Recuerdo de Fred Dekker

pesadillas

Pesadillas es una simpática fantasía basada en los libros del escritor multiventas R. L. Stine, a quien en la película, en un inspirado juego metaficcional, interpreta el siempre entonado Jack Black en registro de mad writer (el verdadero Stine tiene al final un divertido cameo). Los animados créditos finales, magníficos, dan cuenta de un equipo de altos vuelos. El director de fotografía es el eibarrés Javier Aguirresarobe, que ya se está labrando una brillante carrera en el cine americano. La banda sonora, muy burtoniana (éste era un proyecto que Tim Burton acarició durante años), es de Danny Elfman. El guión lo firman Scott Alexander y Larry Karaszewski, expertos fabricantes de biopics: a Burton, precisamente, le sirvieron los de Ed Wood y Margaret Keane, y a Milos Forman los de Larry Flynt y Andy Kaufman. Y  el director, en fin, es Rob Letterman, de quien, tras El espantatiburones, Monstruos contra alienígenas y Los viajes de Gulliver, no puede decirse que la materia fantástica le sea ajena. La película, obviamente, está muy orientada al público adolescente y su caligrafía, una vez más, remite a los venerados ochenta. Pero en espíritu va más allá de esa década y abraza mucha tradición del cine fantástico clásico, con homenajes aquí y allá de lo más selecto de la serie B. The Blob, protagonizada en 1958 por un jovencito Steve McQueen, es uno de los títulos explícitamente citados. Y la galería de monstruos convocada no tiene desperdicio. Tenemos a un abominable hombre de las nieves, un puñado de zombies, robots de juguete, plantas carnívoras de inequívoco perfume cormaniano, hombres lobo, un saltamontes gigante, una legión de enanitos de piedra (esas figuras con que la gente cursi decora su jardincito) que protagonizan en la cocina una escena muy gremlins y un endemoniado muñeco de ventrílocuo, la criatura más inquietante, que recuerda a la vez a la de Magic (1978) y a la del inolvidable episodio de Alberto Cavalcanti de la colectiva Al morir la noche (1945). Toda esta fauna la mete Letterman en una aventura que funciona con apreciable nervio, sin tiempos muertos, y cierto sentido de la poesía: el parque de atracciones abandonado, que de noche la joven protagonista ilumina para su secuencia romántica con acné, tiene un nada desdeñable toque de magia.

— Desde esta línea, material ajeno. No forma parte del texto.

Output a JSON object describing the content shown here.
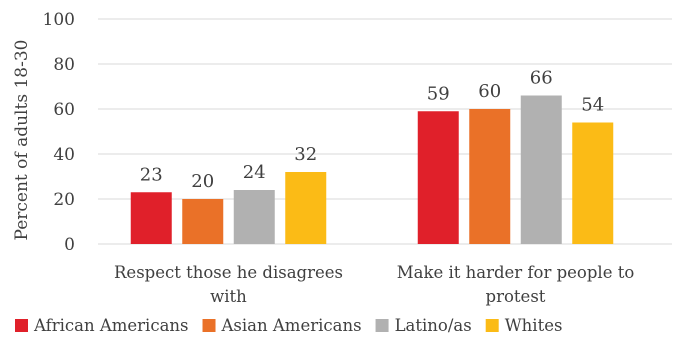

Viendo Pesadillas, el recuerdo de El terror llama a su puerta (1986) y Una pandilla alucinante (1987) vino de inmediato a la memoria. Eran dos películas escritas y dirigidas por Fred Dekker, que homenajeaban al cine de terror del pasado con un ingenio y un humor dignos de Joe Dante. En El terror llama a su puerta, por ejemplo, los personajes se apellidaban Hooper, Carpenter, Romero, Raimi, Cronenberg, etc., y la Universidad que aparecía se llamaba Corman. Una pandilla alucinante venía a ser un generoso machihembrado de Los goonies (1985) y La zíngara y los monstruos (1944), con Frankenstein, Drácula, el hombre lobo y la momia, entre otros, como ínclitos invitados. Dekker fue también el coautor, con Menno Meyjes, del excelente guión de Ricochet (1991), el muy reivindicable thriller de Russell Mulcahy. Y el realizador (y coguionista con Frank Miller, nada menos) de la gozosísima RoboCop 3 (1992), que contenía ideas tan descabelladas como la de hacer volar al ferruginoso héroe tal que Superman. Lamentablemente, Dekker ya no dirigió ninguna película más. Ha escrito algunos (pocos) guiones para televisión y ya nadie o casi nadie se acuerda de él. Pero por esos cuatro trabajos citados merece nuestro más sincero reconocimiento.